Ford Awakens from a Slumber; Post Office Rejects Ethanol
It seems that the reality of our situation is sinking in at Ford:
NEW YORK (CNNMoney.com) — Ford Motor Co. executives say they believe that $4 gas is here to stay, resulting in a fundamental consumer shift away from gas-guzzling SUVs and pickups and causing continued losses at its core North American auto unit.
The company said it expects gas prices to remain in the range of $3.75 to $4.25 a gallon through the end of 2009. And that expectation prompted the nation’s No. 3 automaker to announce deep production cuts for what has been its best selling and most profitable vehicles for several decades and could lead to more plant closings and job cuts down the road.

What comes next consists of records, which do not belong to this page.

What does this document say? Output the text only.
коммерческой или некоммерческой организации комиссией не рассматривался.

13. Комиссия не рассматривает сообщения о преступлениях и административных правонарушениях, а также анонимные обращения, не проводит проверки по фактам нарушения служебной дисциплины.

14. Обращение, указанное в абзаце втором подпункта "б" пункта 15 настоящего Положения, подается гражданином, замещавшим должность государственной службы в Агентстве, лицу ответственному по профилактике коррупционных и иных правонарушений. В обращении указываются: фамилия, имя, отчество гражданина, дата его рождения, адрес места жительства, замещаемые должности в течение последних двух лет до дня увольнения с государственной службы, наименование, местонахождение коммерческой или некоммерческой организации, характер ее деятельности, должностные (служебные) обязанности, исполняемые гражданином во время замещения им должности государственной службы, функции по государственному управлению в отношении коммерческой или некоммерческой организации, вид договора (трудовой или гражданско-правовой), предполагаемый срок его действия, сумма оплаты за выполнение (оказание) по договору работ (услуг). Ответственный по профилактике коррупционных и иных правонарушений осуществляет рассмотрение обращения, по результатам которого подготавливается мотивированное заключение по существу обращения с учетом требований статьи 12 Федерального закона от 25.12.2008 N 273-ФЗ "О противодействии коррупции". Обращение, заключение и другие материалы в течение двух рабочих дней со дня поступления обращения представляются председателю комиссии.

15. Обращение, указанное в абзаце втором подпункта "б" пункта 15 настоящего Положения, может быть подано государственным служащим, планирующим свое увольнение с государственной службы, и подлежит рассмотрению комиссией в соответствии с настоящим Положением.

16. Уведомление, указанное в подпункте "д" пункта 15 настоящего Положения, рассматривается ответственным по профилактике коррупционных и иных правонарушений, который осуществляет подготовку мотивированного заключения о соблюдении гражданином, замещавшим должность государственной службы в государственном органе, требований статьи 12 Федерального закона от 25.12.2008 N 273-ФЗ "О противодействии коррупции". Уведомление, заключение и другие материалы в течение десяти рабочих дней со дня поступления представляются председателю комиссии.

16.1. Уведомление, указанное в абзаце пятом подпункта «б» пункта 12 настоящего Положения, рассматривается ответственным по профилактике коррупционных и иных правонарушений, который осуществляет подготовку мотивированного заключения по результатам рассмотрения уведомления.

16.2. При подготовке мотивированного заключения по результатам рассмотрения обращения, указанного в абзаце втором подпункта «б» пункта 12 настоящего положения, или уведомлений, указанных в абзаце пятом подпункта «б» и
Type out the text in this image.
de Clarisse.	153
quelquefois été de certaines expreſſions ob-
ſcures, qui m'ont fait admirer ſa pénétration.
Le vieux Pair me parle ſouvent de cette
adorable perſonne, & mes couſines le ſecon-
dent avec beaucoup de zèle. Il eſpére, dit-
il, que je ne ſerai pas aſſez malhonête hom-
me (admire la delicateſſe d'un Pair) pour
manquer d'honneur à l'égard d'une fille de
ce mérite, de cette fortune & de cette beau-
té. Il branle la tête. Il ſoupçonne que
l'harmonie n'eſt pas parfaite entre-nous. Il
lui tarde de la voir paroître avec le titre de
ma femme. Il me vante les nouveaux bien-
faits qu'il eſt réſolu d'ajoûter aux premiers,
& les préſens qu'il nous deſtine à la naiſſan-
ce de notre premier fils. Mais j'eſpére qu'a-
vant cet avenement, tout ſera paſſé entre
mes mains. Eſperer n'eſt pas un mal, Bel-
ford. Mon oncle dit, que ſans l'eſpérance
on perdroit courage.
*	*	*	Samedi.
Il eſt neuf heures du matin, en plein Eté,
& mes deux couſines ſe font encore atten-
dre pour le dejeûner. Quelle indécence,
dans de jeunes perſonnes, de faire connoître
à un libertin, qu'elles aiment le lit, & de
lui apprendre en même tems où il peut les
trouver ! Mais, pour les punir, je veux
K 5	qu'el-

The company plans to ramp up production of smaller cars and crossovers: Ford Focus, Fusion, Edge and Escape, the Mercury Milan and Mariner, as well as the Lincoln MKZ and Lincoln MKX. These models generally cost less and have lower profit margins than the light truck models for which Ford is cutting production, such as the F-Series pickup, still the nation’s best selling vehicle.
I think that’s good news for everyone, except Ford shareholders and some Ford employees.
And a feel-good story about the ethanol industry:
May 21 (Bloomberg) — The U.S. Postal Service purchased more than 30,000 ethanol-capable trucks and minivans from 1999 to 2005, making it the biggest American buyer of alternative-fuel vehicles. Gasoline consumption jumped by more than 1.5 million gallons as a result.
The trucks, derived from Ford Motor Co.’s Explorer sport-utility vehicle, had bigger engines than Jeeps from the former Chrysler Corp. they replaced. A Postal Service study found the new vehicles got as much as 29 percent fewer miles to the gallon. Mail carriers used the corn-based fuel in just 1,000 of them because there weren’t enough places to buy it.
“You’re getting fewer miles per gallon, and it’s costing us more,” Walt O’Tormey, the Postal Service’s Washington-based vice president of engineering, said in an interview. The agency may buy electric vehicles instead, he said.
Perhaps I should have said, “feel-good story for me.” After all, when corn-fueled cars are traded in for electric cars, that feels pretty good to me. In fairness though, I should point out that it does say that the ethanol-fueled vehicles they bought had bigger engines. Not sure why they went that route.